Über das Schreiben
Ein Aufruf von Markus Schwark
Ich wüsste noch viel zu tun. Aber nach einem langen, stressigen Arbeitstag wie
diesem habe ich mich doch lieber auf die Couch fallen lassen und beriesle mich
nun mit wenig Forderndem aus dem Fernseher. Starklatsch, Daily Soaps und Comedyserien,
alles Füllstoff, der am nächsten Tag - oder auch schon in 2 oder 3 Stunden -
vergessen ist. Doch plötzlich bleibt mein zappender Finger ruhig. Auf irgendeinem
Regionalsender ist über einem aufgeklappten Buch der Titel "Schreibstunde"
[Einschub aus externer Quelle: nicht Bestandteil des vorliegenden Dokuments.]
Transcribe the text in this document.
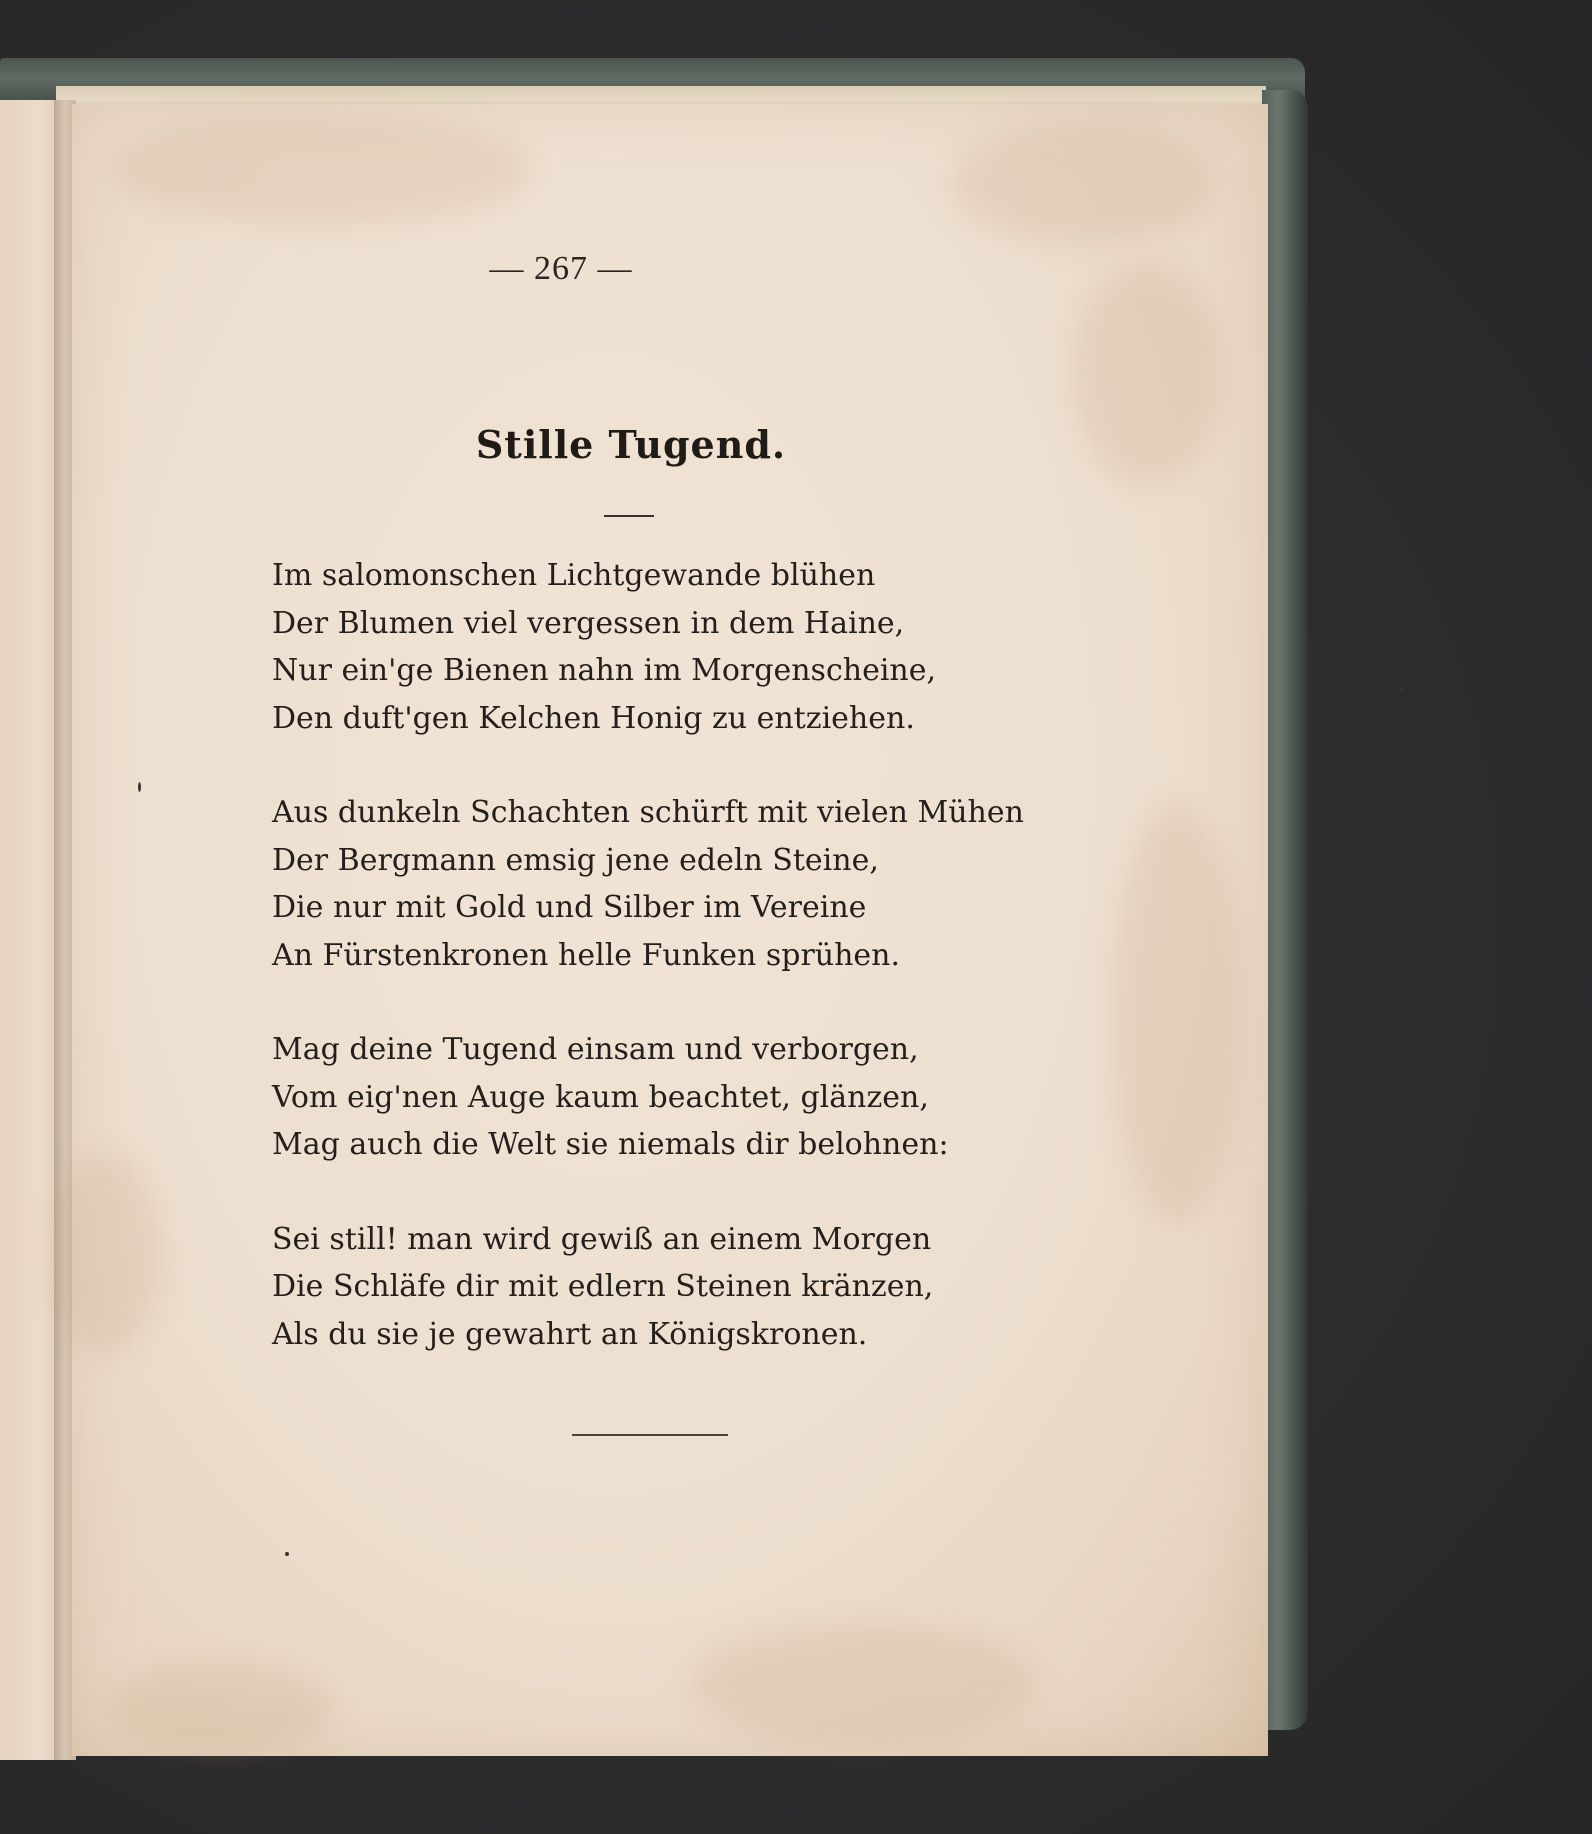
— 267 —
Stille Tugend.
Im salomonschen Lichtgewande blühen
Der Blumen viel vergessen in dem Haine,
Nur ein'ge Bienen nahn im Morgenscheine,
Den duft'gen Kelchen Honig zu entziehen.
Aus dunkeln Schachten schürft mit vielen Mühen
Der Bergmann emsig jene edeln Steine,
Die nur mit Gold und Silber im Vereine
An Fürstenkronen helle Funken sprühen.
Mag deine Tugend einsam und verborgen,
Vom eig'nen Auge kaum beachtet, glänzen,
Mag auch die Welt sie niemals dir belohnen:
Sei still! man wird gewiß an einem Morgen
Die Schläfe dir mit edlern Steinen kränzen,
Als du sie je gewahrt an Königskronen.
zu lesen. "Schreibstunde?", schiesst mir durch den Kopf. "Mal was anderes.
Vielleicht ist das ja was." Und tatsächlich, die nächsten 30 Minuten wird über
Schreiben als Lust, Frust, Freude und Ventil gesprochen. Eine Moderatorin
mittleren Alters hat einen scheinbar nicht unbekannten Schriftsteller zu Gast.
Das Gespräch zieht mich aus meiner Passivität raus und Gedanken schiessen mir
durch den Kopf. Oft habe ich schon ans Schreiben gedacht, ja sogar damit
begonnen Texte zu schreiben oder zumindest Ideen zu formulieren. Nur lässt mich
eine kreative Trägheit und schnell abflachende Motivation den Stift bald wieder
niederlegen. Doch nun fühle ich die angesprochene Lust und Freude am Schreiben.
Kreativität scheint sich unmittelbar einzustellen. Ich gehe in schnellem Schritt
in mein Arbeitszimmer. Unbezahlte Rechnungen, längst abgelaufene Gutscheine und
nicht abgeschickte Briefe finden sich innerhalb von Sekunden auf einem
beachtlichen Stapel wieder. "Ihr kommt bald mal dran", denke ich und ziehe
einige leere Blätter aus einer Schublade hervor. Aus dem Korpus unter meinem
Schreibtisch, krame ich eine leicht lädierte Mappe hervor. "Texte" steht mit
Bleistift darauf geschrieben. Als ich die Mappe öffne, erblicke ich als erstes
einen Zeitungsartikel über einen grausamen Mord an einem 10-jährigen Knaben.
"Ach ja, daraus sollte mein Kriminalroman werden." Auf dem Rand stehen diverse
Notizen gekritzelt. Einige davon kaum lesbar, aber ich kann mich trotzdem an
jedes einzelne Wort erinnern. Mich überkommt ein unheimlicher Drang, meine
Ideen auf das Papier zu bringen. Ich fange an, Sätze zu formulieren, Beziehungen
zwischen Personen zu beschreiben und gleichzeitig diese Personen zu
charakterisieren. Innert Minuten haben sich Puzzleteile einer
Geschichte, die ich nicht einmal ansatzweise erzählen könnte, auf dem Blatt
verteilt. Ich spüre, wie die Kraft nachlässt. Wie Blitze schlugen meine
Gedanken auf meinen Stift und schliesslich auf das Blatt ein. Ein Sturm,
ein Tornado und so plötzlich wie er kam, ist er auch wieder weg. Ich schaue
auf das soeben Geschriebene und versuche - nun eher zwanghaft - alles in
einen Zusammenhang zu bringen. Einige zähe Schritte geht's voran.
Verbindungen könnten geschaffen werden, das Gefühl, dass etwas daraus werden
könnte, bleibt. "Es wird eh nix. Ich bin einfach zu faul um das durchzuziehen."
Nicht, dass ich nicht schreiben möchte, aber ich kann nicht. Trägheit,
Begeisterung, die wie in der Achterbahn hochschiesst, aber genau so schnell
wieder abfällt. Nach der Talfahrt bin ich jeweils ernüchtert, jedoch nicht
niedergeschlagen. Um Leidenschaft zu entwickeln, reichen diese Schreibmomente
nicht aus. Aber wenn, dann wüsste ich noch viel zu tun.